Your mother also kicks you out of your house and it's the first time that you truly despise your Jewish origins and religion…or any sort of religion, really, aside from the Shadowhunter's. You never really see your mother again.

IX.

Eventually you fall in love with the dark haired girl and it's only when she's nearly forty years old that you realize that you have to break up. She knows it too and both of you hate it, but at that point you say goodbye to her and your best friend and that golden boy she fell in love with and married. You leave New York behind and receive news of the dark-haired girl's death four months later.

After that, you head to Europe, thinking that you can never really go back to your home country without thinking of her.

X.

Turns out, though, that you go back anyway around two hundred years later, to finally say the goodbyes you should have said centuries before. You see the warlock again, and the dark-haired girl's bother, who had been turned to a vampire and then later a Daylighter when he just couldn't handle being far from the goddamned warlock for very long. You're pleased to see they're still together, but don't stay with them long, finding both of them to be holders of memories of your best friend and the people you came to think of family tainted by time and grief.

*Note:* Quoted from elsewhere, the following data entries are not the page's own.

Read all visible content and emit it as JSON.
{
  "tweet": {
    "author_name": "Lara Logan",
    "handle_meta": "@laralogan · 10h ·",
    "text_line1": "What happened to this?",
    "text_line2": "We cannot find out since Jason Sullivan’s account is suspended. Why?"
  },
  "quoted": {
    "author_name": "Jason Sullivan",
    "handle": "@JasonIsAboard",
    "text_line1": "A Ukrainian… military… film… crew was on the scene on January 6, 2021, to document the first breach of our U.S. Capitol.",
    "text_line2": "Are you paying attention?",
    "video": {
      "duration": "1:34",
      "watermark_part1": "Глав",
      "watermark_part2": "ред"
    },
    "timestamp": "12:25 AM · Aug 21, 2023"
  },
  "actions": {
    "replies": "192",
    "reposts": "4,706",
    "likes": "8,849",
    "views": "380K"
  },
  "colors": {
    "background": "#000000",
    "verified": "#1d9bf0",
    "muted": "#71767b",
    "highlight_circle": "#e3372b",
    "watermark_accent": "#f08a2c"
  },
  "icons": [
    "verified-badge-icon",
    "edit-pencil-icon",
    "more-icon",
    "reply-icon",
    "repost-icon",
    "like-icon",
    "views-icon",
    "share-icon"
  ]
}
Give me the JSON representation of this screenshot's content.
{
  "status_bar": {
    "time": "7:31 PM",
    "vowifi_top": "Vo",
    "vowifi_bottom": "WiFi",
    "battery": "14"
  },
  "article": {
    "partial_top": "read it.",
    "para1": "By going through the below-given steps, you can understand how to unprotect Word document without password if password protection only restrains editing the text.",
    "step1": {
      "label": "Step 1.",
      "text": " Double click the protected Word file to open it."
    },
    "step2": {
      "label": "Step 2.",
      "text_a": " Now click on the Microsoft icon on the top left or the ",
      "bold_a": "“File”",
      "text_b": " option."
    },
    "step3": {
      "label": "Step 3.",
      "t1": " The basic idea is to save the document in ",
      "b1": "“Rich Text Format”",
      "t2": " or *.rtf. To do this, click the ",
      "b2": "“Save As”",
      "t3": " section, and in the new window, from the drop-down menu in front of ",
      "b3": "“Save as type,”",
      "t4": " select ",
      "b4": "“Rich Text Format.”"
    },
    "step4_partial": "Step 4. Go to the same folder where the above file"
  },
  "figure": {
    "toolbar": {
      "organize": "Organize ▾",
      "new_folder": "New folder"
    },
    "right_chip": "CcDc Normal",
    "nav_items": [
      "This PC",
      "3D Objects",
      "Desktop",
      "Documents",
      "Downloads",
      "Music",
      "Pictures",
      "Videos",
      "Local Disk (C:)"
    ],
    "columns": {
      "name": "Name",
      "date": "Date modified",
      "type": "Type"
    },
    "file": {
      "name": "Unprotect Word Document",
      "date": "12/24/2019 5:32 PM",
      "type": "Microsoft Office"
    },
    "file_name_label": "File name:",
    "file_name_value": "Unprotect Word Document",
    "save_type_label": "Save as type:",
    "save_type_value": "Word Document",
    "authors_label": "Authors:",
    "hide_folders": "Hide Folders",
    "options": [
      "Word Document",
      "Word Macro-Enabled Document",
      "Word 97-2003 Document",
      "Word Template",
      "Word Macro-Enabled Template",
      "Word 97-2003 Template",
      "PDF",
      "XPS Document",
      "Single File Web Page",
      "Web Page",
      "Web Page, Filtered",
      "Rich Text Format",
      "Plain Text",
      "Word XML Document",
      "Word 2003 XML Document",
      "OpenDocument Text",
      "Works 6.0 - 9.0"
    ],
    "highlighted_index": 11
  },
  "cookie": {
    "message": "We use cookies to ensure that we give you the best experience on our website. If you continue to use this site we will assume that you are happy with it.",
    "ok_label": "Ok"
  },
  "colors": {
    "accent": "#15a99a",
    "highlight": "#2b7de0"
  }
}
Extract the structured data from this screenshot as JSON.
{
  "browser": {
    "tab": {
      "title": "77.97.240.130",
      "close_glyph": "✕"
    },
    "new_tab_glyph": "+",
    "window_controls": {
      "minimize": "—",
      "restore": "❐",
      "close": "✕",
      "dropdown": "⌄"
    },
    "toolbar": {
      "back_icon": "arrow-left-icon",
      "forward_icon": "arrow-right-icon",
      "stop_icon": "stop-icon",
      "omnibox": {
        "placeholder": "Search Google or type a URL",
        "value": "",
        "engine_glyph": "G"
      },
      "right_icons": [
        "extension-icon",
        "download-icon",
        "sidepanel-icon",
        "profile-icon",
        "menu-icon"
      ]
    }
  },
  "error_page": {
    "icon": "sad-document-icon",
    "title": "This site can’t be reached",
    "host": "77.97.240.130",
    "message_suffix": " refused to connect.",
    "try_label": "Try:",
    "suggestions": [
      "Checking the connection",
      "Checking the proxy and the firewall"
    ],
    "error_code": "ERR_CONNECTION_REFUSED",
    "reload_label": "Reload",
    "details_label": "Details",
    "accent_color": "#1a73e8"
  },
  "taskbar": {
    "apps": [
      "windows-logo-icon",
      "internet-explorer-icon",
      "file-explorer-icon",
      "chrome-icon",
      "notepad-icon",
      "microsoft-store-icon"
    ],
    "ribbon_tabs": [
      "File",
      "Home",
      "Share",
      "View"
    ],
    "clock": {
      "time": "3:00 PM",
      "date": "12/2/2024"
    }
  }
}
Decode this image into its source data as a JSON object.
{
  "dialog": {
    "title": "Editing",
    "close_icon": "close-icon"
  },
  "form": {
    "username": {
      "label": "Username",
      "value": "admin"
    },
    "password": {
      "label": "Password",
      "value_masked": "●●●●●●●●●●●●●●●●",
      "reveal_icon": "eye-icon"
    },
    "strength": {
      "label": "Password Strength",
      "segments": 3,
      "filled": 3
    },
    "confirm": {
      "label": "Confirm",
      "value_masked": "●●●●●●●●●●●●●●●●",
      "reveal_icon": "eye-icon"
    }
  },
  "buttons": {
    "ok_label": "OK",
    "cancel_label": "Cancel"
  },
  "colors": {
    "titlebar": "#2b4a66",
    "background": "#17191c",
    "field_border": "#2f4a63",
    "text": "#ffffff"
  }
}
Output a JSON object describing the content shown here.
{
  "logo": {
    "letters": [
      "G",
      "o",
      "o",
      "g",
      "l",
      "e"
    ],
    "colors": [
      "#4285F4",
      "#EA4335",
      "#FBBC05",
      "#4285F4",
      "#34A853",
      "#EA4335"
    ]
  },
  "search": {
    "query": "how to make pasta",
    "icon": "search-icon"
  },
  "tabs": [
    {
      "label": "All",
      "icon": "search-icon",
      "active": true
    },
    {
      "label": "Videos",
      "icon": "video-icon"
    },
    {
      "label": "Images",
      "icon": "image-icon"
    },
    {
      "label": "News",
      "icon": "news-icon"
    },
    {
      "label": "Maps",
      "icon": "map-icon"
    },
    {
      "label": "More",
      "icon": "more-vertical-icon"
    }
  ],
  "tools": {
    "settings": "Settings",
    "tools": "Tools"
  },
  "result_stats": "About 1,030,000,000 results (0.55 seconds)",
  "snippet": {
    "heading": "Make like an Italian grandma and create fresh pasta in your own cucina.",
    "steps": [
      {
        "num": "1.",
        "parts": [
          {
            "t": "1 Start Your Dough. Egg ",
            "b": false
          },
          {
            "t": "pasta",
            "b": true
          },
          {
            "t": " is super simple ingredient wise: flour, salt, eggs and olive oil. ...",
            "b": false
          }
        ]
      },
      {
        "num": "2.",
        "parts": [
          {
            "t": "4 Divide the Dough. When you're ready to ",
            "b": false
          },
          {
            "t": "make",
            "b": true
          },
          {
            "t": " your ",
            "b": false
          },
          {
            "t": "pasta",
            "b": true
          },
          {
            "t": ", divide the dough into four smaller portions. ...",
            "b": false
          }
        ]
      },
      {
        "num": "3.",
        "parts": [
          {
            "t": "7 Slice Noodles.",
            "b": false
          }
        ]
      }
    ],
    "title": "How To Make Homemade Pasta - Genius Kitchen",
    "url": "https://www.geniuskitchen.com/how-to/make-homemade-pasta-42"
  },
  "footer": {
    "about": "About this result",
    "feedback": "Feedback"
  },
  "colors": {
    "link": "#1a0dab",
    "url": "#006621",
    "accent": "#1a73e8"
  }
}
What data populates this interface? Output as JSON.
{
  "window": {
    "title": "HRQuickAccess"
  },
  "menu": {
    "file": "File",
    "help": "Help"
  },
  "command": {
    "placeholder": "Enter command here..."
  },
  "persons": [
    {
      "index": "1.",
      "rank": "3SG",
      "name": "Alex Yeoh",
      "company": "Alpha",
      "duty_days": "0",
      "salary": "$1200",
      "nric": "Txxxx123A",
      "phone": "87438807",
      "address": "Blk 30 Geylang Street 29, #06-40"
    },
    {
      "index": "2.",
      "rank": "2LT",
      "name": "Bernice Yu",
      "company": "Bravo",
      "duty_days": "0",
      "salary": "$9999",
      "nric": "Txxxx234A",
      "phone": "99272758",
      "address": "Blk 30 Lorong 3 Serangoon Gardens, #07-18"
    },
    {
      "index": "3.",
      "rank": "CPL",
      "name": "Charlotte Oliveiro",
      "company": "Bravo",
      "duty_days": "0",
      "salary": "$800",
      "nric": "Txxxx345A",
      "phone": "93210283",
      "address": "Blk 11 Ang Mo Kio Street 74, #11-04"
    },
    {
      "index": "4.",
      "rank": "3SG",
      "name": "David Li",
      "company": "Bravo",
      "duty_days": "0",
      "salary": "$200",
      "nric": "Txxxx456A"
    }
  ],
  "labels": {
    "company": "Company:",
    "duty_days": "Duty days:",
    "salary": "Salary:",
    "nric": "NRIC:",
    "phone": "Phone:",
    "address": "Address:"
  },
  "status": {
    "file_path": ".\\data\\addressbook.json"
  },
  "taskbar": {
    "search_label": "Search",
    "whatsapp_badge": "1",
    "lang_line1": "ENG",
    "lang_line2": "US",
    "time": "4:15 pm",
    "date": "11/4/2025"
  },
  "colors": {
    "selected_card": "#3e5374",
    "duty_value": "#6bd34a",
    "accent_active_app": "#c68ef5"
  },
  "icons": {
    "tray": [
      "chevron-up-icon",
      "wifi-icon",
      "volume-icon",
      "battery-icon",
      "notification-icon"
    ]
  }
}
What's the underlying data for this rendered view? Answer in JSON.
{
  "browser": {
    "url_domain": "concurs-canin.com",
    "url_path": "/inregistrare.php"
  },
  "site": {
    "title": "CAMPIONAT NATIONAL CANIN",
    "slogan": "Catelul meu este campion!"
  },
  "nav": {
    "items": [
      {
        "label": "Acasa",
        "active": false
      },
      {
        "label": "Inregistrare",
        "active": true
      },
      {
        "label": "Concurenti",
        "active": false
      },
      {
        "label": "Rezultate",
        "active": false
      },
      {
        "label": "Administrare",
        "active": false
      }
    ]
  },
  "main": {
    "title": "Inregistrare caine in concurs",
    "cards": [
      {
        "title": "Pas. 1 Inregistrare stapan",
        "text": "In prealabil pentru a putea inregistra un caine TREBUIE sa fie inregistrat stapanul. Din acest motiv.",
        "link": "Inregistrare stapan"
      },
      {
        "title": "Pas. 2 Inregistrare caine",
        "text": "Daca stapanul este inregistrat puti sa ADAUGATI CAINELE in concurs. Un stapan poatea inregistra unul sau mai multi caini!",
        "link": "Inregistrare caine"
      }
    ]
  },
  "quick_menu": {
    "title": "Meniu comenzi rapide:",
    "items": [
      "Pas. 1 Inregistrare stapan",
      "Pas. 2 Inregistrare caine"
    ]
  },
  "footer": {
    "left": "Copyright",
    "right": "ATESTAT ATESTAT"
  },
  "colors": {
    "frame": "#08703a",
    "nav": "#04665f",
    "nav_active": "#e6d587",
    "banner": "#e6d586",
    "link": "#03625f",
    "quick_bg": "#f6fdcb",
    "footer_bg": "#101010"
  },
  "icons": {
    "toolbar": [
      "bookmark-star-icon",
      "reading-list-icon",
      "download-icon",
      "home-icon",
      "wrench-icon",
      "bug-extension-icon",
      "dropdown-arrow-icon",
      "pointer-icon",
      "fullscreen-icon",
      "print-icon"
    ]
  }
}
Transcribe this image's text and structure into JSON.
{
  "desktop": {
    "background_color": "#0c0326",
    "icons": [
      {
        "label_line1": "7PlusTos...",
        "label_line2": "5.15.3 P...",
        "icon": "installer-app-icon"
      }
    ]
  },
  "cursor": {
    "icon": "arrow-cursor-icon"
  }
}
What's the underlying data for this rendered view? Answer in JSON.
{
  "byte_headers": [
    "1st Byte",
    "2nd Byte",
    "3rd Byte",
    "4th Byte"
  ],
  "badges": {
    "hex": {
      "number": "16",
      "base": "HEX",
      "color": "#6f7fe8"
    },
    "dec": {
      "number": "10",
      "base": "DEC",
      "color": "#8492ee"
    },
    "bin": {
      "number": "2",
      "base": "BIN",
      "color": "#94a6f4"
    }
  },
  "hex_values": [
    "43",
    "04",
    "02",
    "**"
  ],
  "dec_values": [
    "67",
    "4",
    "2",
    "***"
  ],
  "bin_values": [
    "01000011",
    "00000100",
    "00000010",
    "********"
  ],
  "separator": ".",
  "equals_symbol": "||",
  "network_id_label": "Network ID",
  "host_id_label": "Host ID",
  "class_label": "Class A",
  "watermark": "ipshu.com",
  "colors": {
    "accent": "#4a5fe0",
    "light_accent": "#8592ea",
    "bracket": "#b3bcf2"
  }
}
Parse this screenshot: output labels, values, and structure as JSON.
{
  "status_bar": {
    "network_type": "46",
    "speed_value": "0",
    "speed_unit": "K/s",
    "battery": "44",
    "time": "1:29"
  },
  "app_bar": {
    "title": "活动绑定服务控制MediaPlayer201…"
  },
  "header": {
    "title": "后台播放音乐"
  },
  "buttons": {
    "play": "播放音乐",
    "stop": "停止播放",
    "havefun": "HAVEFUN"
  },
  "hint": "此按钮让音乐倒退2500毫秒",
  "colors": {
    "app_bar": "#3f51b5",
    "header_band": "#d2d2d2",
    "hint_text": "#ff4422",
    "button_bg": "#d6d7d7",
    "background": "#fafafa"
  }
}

When you visit their graves you are unprepared for the waves of despair and grief that soon overcome you, the emotions so strong they render you helpless and immobile to do anything but kneel and cry as you rest you head on the cold, dark stones you never want to see again.

XI.

It takes some more time- another seventy years- but you eventually find it within you to stay in New York without breaking down. The memories are not as tainted as they used to be, and they bring you a sick sort of comfort, and you manage to stay in New York for another century.

One day, you hear that the warlock and the Shadowhunter-turned-vampire both were killed in an accident. It is a shock, and for a while you just are in a sort of numb state, confused as to where exactly you've been all these years. You can't say that you knew either men very well, but they were a constant in your life since you were sixteen and now they're gone and you finally, finally realize, waking up a morning a while later, that you are finally, truly, utterly alone.

And it takes your breath away far easily than the beauty of your best friend or the werewolf or even the dark-haired girl ever could. With that thought, you scramble desperately for their faces, but realize with dread that you can barely remember them. What shade of green were her eyes? What shadow of black was her hair? You can't remember.

XII.

A few hours later you're standing in your bathroom with the glass shards of the mirror in the sink behind you, one of the larger pieces in your right hand as you wait for the tub to fill with water. The same temperature of warmth as that coffee from the shop where you almost told your best friend you loved her.

When the tub is full, you strip down to nothing and step into the water. In a fit of nostalgia, you slide your glasses on your face and sink into the water until it reaches your chin. It's warm, and will become warmer, you know, with your blood.

The glass cutting your skin is something you can hardly feel. But you see the blood pouring steadily from your wrists and turning the water from a clearish blue to red. It looks like something from a movie, almost, because in your wildest dream you hadn't ever really contemplated suicide. But here you are. Your eyes slip closed and you head lolls to the side, the glasses breaking on impact.